Handling large amounts of data in R is tricky as R typically loads the entire dataset in to RAM. While this means that computations are going to be very fast, it also means that dataset that can be used for analysis is dependent on your RAM. One solution which I stumbled on was Filehash which seemed to offer me a solution than the usual way that I was going about. I was getting the entire stuff in postgreSQL and then doing computations using R.

Filehash seemed to be great as I don’t have to bring another RDBMS in to the work loop. However after spending 1-2 hours on it, I realized it was not that useful for me.
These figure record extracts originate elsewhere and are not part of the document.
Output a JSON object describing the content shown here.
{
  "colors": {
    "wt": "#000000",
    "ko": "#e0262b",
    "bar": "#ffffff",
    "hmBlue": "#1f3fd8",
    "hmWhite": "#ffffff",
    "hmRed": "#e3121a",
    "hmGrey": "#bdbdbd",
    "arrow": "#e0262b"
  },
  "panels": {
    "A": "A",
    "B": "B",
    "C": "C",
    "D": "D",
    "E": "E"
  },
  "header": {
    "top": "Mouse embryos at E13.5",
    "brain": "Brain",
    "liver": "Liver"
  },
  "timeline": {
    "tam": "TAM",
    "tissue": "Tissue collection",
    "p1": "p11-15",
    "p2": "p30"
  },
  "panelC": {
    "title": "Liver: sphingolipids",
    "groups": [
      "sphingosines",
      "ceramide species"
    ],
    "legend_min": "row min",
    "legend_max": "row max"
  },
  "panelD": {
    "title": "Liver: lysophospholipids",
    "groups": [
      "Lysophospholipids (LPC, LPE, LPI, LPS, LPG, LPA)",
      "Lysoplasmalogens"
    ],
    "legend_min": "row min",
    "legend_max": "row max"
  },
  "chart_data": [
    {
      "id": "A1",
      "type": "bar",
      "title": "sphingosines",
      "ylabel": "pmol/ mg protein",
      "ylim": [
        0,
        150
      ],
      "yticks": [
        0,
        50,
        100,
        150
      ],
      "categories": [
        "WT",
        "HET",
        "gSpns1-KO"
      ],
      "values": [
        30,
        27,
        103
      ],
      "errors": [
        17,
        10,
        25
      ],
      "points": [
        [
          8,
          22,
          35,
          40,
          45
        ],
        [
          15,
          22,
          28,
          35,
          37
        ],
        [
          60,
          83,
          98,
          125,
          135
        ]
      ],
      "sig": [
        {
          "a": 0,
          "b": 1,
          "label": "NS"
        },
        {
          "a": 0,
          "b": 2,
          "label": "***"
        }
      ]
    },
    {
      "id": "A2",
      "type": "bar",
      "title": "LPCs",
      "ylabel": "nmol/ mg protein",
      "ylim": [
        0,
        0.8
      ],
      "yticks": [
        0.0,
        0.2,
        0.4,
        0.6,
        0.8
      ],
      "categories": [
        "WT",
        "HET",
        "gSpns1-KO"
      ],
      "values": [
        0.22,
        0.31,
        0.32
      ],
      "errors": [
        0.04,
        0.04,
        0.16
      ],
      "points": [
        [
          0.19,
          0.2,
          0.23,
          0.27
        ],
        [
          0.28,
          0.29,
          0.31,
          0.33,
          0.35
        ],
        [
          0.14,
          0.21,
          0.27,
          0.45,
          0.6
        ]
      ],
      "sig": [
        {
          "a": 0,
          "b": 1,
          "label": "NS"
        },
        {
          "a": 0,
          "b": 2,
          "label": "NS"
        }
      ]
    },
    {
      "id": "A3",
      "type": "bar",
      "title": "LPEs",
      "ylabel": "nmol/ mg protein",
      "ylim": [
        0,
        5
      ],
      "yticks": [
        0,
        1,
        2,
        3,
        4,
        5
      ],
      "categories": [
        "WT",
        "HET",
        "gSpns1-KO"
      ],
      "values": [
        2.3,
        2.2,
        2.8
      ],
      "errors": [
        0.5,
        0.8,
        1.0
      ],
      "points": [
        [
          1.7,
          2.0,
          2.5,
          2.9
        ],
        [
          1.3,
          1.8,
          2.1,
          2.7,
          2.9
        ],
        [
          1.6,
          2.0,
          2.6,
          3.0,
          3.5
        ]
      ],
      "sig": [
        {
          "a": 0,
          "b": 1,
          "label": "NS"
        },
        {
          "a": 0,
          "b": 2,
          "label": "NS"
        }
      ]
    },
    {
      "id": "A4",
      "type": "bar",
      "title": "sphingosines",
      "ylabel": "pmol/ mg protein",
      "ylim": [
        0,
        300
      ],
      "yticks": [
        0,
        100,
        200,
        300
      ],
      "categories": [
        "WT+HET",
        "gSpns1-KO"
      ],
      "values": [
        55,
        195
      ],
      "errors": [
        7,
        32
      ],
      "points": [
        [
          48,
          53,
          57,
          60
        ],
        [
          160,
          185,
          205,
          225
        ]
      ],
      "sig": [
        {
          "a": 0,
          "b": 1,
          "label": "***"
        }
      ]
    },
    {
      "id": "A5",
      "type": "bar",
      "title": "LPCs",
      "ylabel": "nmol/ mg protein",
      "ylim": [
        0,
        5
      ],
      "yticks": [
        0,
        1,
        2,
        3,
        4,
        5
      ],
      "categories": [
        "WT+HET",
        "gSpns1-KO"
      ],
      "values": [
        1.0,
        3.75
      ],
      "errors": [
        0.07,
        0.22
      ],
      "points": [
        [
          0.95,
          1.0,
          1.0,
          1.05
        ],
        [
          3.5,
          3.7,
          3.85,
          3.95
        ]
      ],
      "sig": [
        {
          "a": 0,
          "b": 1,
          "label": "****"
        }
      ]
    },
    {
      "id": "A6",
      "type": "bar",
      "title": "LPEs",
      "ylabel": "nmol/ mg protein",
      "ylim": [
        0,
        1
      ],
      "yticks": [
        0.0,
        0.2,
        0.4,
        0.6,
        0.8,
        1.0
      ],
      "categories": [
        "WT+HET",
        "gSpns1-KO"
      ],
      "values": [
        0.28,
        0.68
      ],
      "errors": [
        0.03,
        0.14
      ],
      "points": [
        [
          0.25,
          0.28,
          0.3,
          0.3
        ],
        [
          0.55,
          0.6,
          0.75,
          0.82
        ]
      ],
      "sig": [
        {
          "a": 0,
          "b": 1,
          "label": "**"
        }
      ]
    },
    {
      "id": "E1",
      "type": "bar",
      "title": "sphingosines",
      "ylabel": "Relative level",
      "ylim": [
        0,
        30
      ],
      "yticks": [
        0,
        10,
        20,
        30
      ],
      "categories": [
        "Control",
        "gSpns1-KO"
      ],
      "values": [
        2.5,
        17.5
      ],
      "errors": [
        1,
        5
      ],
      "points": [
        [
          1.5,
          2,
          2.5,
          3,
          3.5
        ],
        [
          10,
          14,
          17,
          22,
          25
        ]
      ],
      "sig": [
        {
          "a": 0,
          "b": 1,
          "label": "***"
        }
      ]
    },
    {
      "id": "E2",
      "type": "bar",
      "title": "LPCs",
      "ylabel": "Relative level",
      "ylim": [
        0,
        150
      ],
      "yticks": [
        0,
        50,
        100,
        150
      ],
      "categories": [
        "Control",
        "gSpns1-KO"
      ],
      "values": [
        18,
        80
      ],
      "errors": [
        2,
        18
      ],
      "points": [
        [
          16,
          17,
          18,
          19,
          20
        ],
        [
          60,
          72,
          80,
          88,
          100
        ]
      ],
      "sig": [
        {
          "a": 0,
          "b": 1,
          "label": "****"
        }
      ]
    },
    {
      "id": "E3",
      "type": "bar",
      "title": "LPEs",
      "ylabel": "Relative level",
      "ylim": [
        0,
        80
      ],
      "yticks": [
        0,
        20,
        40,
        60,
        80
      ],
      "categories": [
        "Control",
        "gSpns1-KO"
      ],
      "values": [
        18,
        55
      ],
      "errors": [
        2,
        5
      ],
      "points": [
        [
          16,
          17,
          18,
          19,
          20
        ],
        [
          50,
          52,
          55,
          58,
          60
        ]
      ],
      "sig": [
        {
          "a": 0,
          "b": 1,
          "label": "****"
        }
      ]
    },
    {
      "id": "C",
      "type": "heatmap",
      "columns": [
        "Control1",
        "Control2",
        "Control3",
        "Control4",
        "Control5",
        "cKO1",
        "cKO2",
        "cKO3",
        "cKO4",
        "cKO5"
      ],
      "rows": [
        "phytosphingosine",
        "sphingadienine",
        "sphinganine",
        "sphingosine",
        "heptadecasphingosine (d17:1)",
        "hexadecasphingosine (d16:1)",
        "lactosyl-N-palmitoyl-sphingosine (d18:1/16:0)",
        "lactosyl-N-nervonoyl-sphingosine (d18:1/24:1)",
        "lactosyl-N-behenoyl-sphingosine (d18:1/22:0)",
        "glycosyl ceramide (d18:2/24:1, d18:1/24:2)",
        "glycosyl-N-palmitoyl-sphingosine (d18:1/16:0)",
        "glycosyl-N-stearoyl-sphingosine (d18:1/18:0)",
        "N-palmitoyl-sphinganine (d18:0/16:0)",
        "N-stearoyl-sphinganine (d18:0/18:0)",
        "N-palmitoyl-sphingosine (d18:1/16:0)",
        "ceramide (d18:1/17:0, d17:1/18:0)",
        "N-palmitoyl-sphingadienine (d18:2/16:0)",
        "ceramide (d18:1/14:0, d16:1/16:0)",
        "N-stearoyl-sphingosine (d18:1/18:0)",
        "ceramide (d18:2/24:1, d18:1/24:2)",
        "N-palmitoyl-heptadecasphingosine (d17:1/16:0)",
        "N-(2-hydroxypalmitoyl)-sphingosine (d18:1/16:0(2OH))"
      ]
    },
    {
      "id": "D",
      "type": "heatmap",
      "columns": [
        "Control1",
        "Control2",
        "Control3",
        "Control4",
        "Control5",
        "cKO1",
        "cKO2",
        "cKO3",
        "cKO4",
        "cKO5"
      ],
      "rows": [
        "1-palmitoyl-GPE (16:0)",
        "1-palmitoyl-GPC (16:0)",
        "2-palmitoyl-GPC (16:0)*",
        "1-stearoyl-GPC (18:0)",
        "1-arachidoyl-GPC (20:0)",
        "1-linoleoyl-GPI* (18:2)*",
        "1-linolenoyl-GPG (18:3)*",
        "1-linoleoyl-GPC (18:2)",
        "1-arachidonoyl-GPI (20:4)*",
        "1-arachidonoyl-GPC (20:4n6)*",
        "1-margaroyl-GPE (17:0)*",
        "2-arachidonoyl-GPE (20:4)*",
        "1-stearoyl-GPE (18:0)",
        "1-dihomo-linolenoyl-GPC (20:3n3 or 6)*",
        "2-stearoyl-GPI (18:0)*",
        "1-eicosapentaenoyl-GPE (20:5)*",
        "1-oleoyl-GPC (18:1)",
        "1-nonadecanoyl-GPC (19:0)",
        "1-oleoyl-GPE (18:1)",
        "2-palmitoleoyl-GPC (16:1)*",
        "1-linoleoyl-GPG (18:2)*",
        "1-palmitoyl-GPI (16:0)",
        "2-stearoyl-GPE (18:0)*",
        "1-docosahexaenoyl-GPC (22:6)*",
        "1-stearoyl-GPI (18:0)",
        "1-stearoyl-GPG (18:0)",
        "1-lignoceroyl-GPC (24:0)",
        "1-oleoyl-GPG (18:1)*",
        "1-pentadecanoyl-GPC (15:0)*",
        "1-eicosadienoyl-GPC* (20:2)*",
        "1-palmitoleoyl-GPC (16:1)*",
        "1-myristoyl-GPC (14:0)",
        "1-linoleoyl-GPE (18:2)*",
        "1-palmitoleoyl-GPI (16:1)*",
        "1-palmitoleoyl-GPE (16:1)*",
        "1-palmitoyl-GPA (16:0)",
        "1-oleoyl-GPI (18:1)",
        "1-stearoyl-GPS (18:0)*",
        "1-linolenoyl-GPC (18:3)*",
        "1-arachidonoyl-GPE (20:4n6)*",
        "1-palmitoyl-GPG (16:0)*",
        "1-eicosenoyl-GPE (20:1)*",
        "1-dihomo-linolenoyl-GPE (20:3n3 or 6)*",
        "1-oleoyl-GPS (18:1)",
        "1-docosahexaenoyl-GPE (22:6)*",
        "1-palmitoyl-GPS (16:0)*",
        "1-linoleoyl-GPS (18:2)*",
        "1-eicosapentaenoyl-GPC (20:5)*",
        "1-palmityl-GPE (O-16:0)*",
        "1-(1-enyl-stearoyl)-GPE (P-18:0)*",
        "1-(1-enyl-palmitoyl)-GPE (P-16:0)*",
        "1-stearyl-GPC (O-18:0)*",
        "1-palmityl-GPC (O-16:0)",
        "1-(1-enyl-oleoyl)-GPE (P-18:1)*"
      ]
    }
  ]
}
It is great if you have key value pairs, but not really great if you have too many columns with dependencies and there is a lot of subsets that you need to work on. In any case, filehash was nothing but DB2 sitting at the back of R. Why should I put my data in to DB2, when a powerful postgreSQL is at my disposal. I have ditched Filehash. There is another package called ff , but sadly it is more useful if you want to sample stuff from a big file. In summary , it appears to me that the only way out is Hadoop-R/Mapreduce-R. That’s a steep learning curve for me.

Why should one think of fancy systems like hadoob?
Fact :On a typical day, 6 lakh NIFTY futures are traded in 20,100 seconds of a trading day ,meaning, 30 trades per second.Now each of these 30 trades happen at various price points and quantities. If you want to track the average futures price(quantity weighted) every second for a SINGLE day , it is easy. If you want to do it for a MONTH, it might take some time. If you want to do it for an YEAR and also calculate a 5 minute moving average of futures price, taking in to consideration gapups and gap downs across days, we are talking abt lots of computations on lots of data points. Even in such a simple application using RDBMS systems is a PAIN. I am guilty of using them now, but it will be of no use as things scale.